One of the most serious challenges facing upcoming crewed space missions is the risk of fire—a concern that worries mission planners more than almost anything else.
A recent study by researchers from NASA’s Glenn Research Center, Johnson Space Center, and Case Western Reserve University outlines plans to test how materials burn on the Moon’s surface, where fire is expected to behave very differently compared to Earth.
On Earth, gravity causes hot gases from a flame to rise, pulling in cooler, oxygen-rich air at the base. In some situations, especially with materials that are only mildly flammable, this process can lead to “blowoff,” where the flame is extinguished.
On the Moon, however, this airflow still exists but is much weaker. As a result, oxygen continues to feed the flame steadily without creating the fast gas movement needed for blowoff. This means materials that might not burn easily on Earth could potentially sustain flames for much longer in the lunar environment.
For future lunar missions, the possibility of a fire inside a habitat is a serious safety risk. Understanding how fires behave on the Moon is therefore critical, especially as plans move forward for a long-term human presence there.
For years, NASA has relied on a flammability test known as NASA-STD-6001B to evaluate materials for spaceflight. While effective on Earth, this standard doesn’t fully account for the unique conditions found in space.
The test itself is relatively simple: a six-inch flame is applied to the bottom of a vertically positioned material sample. If the flame spreads more than six inches upward or produces burning debris, the material fails. However, the key limitation is that this test is conducted under Earth’s gravity—conditions that differ significantly from those on the Moon.

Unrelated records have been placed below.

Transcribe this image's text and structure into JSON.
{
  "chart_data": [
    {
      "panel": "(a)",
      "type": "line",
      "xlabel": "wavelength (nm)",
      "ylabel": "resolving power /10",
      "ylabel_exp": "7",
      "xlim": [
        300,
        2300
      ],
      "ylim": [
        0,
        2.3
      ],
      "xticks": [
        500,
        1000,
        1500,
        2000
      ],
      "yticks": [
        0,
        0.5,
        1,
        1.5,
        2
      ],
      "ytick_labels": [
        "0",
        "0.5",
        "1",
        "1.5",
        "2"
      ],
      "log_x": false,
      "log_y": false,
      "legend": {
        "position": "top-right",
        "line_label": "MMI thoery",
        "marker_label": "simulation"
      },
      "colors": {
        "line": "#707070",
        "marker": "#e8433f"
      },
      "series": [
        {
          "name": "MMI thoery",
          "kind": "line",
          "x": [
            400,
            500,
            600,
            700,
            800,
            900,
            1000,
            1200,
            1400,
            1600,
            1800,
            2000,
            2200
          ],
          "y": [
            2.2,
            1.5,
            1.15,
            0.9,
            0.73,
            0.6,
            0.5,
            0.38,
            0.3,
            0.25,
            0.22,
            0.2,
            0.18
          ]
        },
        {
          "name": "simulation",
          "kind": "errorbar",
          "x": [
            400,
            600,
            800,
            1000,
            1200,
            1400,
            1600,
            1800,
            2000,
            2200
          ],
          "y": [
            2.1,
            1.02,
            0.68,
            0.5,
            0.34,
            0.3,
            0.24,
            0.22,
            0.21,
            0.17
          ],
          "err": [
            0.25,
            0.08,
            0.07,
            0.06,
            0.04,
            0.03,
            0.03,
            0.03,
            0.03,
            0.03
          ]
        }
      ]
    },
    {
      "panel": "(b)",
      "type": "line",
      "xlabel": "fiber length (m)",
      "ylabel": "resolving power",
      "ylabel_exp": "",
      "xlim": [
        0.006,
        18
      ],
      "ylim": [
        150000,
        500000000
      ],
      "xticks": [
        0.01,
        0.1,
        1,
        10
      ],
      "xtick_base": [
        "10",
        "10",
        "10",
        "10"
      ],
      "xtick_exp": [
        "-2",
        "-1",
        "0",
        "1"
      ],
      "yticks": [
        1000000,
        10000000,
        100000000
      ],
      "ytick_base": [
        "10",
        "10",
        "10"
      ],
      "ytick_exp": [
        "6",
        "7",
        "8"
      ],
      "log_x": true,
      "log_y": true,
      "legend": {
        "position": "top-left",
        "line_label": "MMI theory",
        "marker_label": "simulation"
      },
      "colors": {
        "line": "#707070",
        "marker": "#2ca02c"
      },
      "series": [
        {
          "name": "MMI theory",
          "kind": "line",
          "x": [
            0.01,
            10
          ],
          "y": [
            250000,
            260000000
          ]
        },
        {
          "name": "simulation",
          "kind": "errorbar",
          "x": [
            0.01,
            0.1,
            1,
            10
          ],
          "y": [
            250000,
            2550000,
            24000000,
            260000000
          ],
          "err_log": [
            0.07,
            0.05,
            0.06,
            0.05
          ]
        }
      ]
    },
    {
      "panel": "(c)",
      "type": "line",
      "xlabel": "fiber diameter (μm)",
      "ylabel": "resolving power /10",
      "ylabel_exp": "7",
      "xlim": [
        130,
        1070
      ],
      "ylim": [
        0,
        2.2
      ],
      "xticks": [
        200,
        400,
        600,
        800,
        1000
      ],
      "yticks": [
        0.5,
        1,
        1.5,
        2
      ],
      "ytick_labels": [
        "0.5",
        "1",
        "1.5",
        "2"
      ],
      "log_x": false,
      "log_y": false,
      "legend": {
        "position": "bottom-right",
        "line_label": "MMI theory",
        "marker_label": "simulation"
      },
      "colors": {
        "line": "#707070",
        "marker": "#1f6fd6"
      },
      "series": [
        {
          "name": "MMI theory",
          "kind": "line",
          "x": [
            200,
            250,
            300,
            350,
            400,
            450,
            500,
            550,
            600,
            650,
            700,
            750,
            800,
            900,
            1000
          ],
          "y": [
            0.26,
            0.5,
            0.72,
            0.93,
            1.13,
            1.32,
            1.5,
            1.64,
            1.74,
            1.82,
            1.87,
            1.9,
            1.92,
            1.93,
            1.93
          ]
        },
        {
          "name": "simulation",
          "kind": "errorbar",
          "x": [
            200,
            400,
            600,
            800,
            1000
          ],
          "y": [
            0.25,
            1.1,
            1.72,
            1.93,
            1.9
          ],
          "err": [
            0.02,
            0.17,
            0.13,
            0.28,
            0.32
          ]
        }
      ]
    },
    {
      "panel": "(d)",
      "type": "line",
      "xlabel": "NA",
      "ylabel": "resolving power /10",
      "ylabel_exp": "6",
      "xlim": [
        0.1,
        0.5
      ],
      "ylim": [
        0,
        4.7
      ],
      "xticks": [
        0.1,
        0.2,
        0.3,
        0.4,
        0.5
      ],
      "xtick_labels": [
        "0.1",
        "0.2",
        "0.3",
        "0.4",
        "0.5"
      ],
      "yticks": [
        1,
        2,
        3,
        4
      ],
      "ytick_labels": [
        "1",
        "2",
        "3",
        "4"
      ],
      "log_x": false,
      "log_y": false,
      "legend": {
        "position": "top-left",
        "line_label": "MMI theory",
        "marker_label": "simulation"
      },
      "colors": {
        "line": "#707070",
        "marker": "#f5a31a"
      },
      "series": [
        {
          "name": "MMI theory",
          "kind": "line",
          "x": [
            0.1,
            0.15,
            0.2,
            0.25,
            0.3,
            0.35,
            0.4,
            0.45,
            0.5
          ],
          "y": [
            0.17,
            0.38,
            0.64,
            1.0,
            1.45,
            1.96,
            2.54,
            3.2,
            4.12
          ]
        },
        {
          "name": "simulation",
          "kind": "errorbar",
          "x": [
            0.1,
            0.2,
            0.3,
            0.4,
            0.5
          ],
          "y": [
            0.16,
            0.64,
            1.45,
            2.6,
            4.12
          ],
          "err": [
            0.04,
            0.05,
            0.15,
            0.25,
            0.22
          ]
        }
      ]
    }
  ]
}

On Earth, air is constantly in motion, creating convective currents driven by gravity, which establishes clear directions like “up” and “down.” In environments such as the International Space Station, however, those orientations don’t exist.
As a result, flames in microgravity don’t rise upward. Instead, they form slow-growing, spherical shapes that expand outward, relying largely on the station’s ventilation systems to supply oxygen.

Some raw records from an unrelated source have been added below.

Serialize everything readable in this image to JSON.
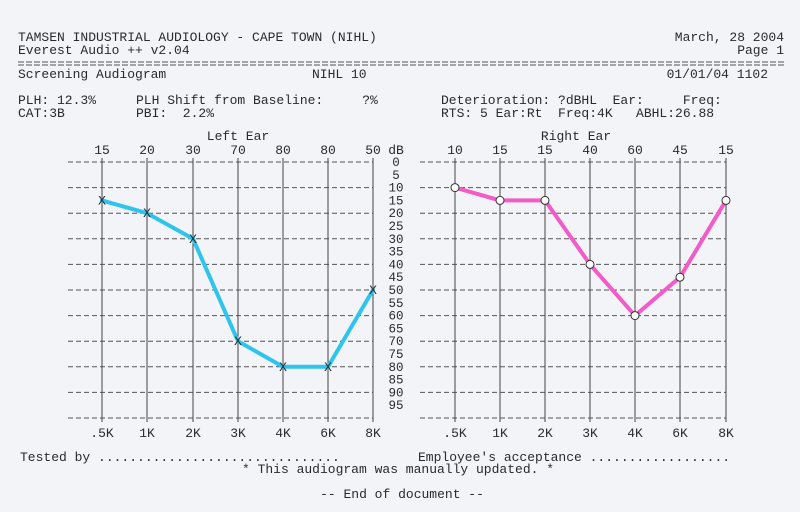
{
  "header": {
    "company": "TAMSEN INDUSTRIAL AUDIOLOGY - CAPE TOWN (NIHL)",
    "software": "Everest Audio ++  v2.04",
    "date": "March, 28  2004",
    "page": "Page   1",
    "report_type": "Screening Audiogram",
    "protocol": "NIHL 10",
    "test_datetime": "01/01/04 1102"
  },
  "summary": {
    "plh": "PLH: 12.3%",
    "plh_shift": "PLH Shift from Baseline:     ?%",
    "deterioration": "Deterioration: ?dBHL  Ear:     Freq:",
    "cat": "CAT:3B",
    "pbi": "PBI:  2.2%",
    "rts": "RTS: 5 Ear:Rt  Freq:4K   ABHL:26.88"
  },
  "chart_data": [
    {
      "type": "line",
      "title": "Left Ear",
      "x": [
        ".5K",
        "1K",
        "2K",
        "3K",
        "4K",
        "6K",
        "8K"
      ],
      "values": [
        15,
        20,
        30,
        70,
        80,
        80,
        50
      ],
      "marker": "X",
      "ylabel": "dB",
      "ylim": [
        0,
        100
      ],
      "y_inverted": true,
      "yticks": [
        0,
        5,
        10,
        15,
        20,
        25,
        30,
        35,
        40,
        45,
        50,
        55,
        60,
        65,
        70,
        75,
        80,
        85,
        90,
        95
      ],
      "line_color": "#2ec4ec",
      "grid": true
    },
    {
      "type": "line",
      "title": "Right Ear",
      "x": [
        ".5K",
        "1K",
        "2K",
        "3K",
        "4K",
        "6K",
        "8K"
      ],
      "values": [
        10,
        15,
        15,
        40,
        60,
        45,
        15
      ],
      "marker": "O",
      "ylim": [
        0,
        100
      ],
      "y_inverted": true,
      "line_color": "#f25bc8",
      "grid": true
    }
  ],
  "footer": {
    "tested_by": "Tested by ...............................",
    "acceptance": "Employee's acceptance ..................",
    "note": "* This audiogram was manually updated. *",
    "end": "-- End of document --"
  }
}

Simply shutting down the ventilation system wouldn’t fix the issue. While reduced airflow might slow a fire, it could also leave materials smoldering, ready to reignite once the fans are switched back on.
A more effective approach has been to study how flames behave directly in microgravity. On the International Space Station, researchers have conducted experiments by igniting around 1,500 small flames to better understand how combustion works in space.
NASA understandably wants to avoid fires large enough to damage materials, as that would expose the entire habitable area of a spacecraft to open flames.
Instead, the agency has relied on the Spacecraft Fire Safety (Saffire) experiments. These tests were carried out inside uncrewed Cygnus cargo spacecraft capsules after they separated from the International Space Station and before reentering Earth’s atmosphere, where they ultimately burned up.
During these experiments, researchers ignited large samples of cotton-fiberglass blends, fabric, and acrylic to observe how they burned in microgravity.
The results revealed some unusual behavior, with flames at times spreading against the direction of airflow and burning more intensely on thinner materials.
Findings from the Saffire tests highlighted clear gaps between NASA’s existing flammability standards and how fire वास्तव में behaves in space.
To explore further, researchers turned to another method—drop testing. However, observing flames in a drop tower, which provides about five seconds of weightlessness, or during parabolic flights, offering roughly 25 seconds, isn’t enough to understand the long-term effects of fire in reduced gravity.
This led to the development of the Flammability of Materials on the Moon (FM2) experiment. The Moon’s lower gravity presents an especially valuable environment for studying how flames behave over extended periods.
FM2 is set to launch as part of a Commercial Lunar Payload Services (CLPS) mission to the lunar surface.
Once there, a sealed chamber will ignite four solid fuel samples under sustained lunar gravity—conditions that cannot currently be replicated on Earth. The setup will include cameras, radiometers, and oxygen sensors to track flame behavior and surrounding atmospheric changes in real time.
It will provide the first real link between theoretical predictions of flame behavior in partial gravity and what has already been observed under Earth’s gravity (1G) and in zero-gravity experiments.
Importantly, the experiment will deliver minutes of data—far more than the brief seconds available from drop tests and parabolic flights.
Related: What Would Living on the Moon Really Do to the Human Body?
It remains unclear whether NASA will revise its current flammability standards, as sending a dedicated fire-testing experiment to the Moon is likely to be expensive.
Still, there’s no substitute for real-world data, and FM2 will, for the first time, provide direct insight into how flames behave in the environment of humanity’s next major foothold in the solar system.
Both scientists and science fiction writers will be watching the results closely.